Nothing could be further from the truth. Berkshire Hathaway, while mainly an investment vehicle, is still the nations 14th largest employer, who operates steady cash-flow businesses that are part of the fabric of this world — Nitropress is not Dairy Queen. For every General Growth Properties, let us not forget JC Penny, Target, Fannie and Freddie *. Mr. Ackman made a bold and savvy move with his Allergan trade but in the case of Valeant, he is plain out wrong.

* Citron has no comment on Herbalife — that would require a book, not a paragraph.


The Valeant story has so many interesting angles to comment on that Citron has not even started with how and when this falls apart — but we think we are closer to the end than the beginning.
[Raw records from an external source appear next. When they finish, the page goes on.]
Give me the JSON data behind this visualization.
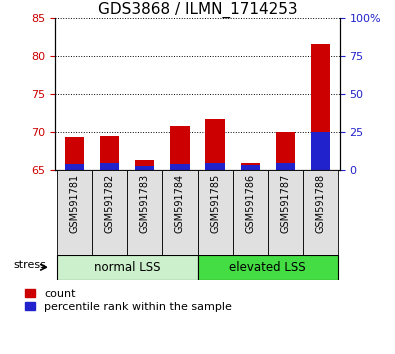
{
  "title": "GDS3868 / ILMN_1714253",
  "categories": [
    "GSM591781",
    "GSM591782",
    "GSM591783",
    "GSM591784",
    "GSM591785",
    "GSM591786",
    "GSM591787",
    "GSM591788"
  ],
  "red_values": [
    69.3,
    69.5,
    66.3,
    70.8,
    71.7,
    65.9,
    70.0,
    81.5
  ],
  "blue_values_pct": [
    4.0,
    4.5,
    2.5,
    4.0,
    4.5,
    3.0,
    4.5,
    25.0
  ],
  "y_base": 65,
  "ylim_left": [
    65,
    85
  ],
  "yticks_left": [
    65,
    70,
    75,
    80,
    85
  ],
  "ylim_right": [
    0,
    100
  ],
  "yticks_right": [
    0,
    25,
    50,
    75,
    100
  ],
  "ytick_labels_right": [
    "0",
    "25",
    "50",
    "75",
    "100%"
  ],
  "group1_label": "normal LSS",
  "group2_label": "elevated LSS",
  "group1_end": 3,
  "group2_start": 4,
  "stress_label": "stress",
  "legend_red": "count",
  "legend_blue": "percentile rank within the sample",
  "bar_width": 0.55,
  "red_color": "#cc0000",
  "blue_color": "#2222cc",
  "group1_color": "#ccf0cc",
  "group2_color": "#44dd44",
  "col_bg_color": "#e0e0e0",
  "title_fontsize": 11,
  "tick_fontsize": 8,
  "label_fontsize": 9,
  "grid_color": "#000000",
  "xlim": [
    -0.55,
    7.55
  ]
}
The political firestorm over price hikes is one that is deeply necessary. As noted by Morgan Stanley this morning, Valeant’s ability to execute more acquisitions is now deeply impaired. If this company cannot move forward, it moves backwards.

Valeant Stock was $125 when their Allergan takeover was rebuffed- since then the debt load has doubled, while the quality of acquisitions has waned – look for a round-trip right back.

Morgan Stanley had their moment of truth this morning, when they acknowledged the real danger that Valeant’s business model of acquiring companies for the sake of raising drug prices with no consequence to anyone is now over.

YES — There will be a Part 3 which shows the that Valeant’s cash flow is not what it is claimed. More importantly, management is currently playing shell game accounting worthy of a magician. It’s an exhausting story, but worth it … the American people deserve to know how the greed of Wall Street affects their daily lives.